Grund und Basis allen Übels ist laut Bericht die hohe Armutsquote in Herne, die private Überschuldung verursachen könne. Aber auch gescheiterte Selbstständigkeit könne ein Auslöser sein. Eher bei jungen Menschen sei der Umgang mit Geld an sich das Problem, das individuelle Konsumverhalten speziell im Bereich Kommunikations und Unterhaltungselektronik fällt hier schwer ins Gewicht.

Spontankäufe und Finanzierungen

Bernadette Blum, Mitarbeiterin der Schuldnerberatung, geht deshalb präventiv regelmäßig in Schulen und erklärt jungen Menschen, was die Fallen sein können, sich zu überschulden. Das können Spontankäufe sein, aber auch Finanzierungen von Konsumgütern und die falsche Nutzung von Kreditkarten.
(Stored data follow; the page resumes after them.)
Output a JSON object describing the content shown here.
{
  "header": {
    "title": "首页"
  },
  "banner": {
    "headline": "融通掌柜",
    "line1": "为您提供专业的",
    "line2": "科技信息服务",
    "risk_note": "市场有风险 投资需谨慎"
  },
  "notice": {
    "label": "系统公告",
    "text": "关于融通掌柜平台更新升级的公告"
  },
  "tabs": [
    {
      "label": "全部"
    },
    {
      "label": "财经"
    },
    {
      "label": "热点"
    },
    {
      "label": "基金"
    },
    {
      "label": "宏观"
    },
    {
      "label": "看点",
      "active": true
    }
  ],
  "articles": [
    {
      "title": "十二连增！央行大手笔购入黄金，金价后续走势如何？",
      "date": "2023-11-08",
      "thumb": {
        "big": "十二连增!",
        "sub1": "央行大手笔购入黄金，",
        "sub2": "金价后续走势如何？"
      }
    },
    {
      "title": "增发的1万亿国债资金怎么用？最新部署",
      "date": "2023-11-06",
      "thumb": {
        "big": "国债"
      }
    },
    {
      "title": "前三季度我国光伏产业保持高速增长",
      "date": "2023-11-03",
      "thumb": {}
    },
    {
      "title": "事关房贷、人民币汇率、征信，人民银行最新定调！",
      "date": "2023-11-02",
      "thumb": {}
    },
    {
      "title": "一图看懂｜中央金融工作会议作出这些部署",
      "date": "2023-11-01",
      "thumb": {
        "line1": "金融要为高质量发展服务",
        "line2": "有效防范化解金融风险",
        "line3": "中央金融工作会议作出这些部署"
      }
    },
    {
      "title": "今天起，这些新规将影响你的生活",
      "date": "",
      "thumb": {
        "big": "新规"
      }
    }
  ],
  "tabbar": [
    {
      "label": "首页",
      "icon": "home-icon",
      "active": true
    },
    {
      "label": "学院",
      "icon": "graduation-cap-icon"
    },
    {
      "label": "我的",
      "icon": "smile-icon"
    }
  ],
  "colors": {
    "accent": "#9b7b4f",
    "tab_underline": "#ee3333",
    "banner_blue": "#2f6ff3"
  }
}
Die Gesamtverschuldung der Herner Klienten betrug 2018 fast 18,5 Millionen Euro, das entspricht einer Durschnittverschuldung von über 30.000 Euro. Die Hauptaltersgruppe lag hier bei den 30- bis 50-Jährigen. „Also genau den Menschen, die besonders stark von Trennung und Scheidung betroffen ist“, erläuterte Christoph Hytroski.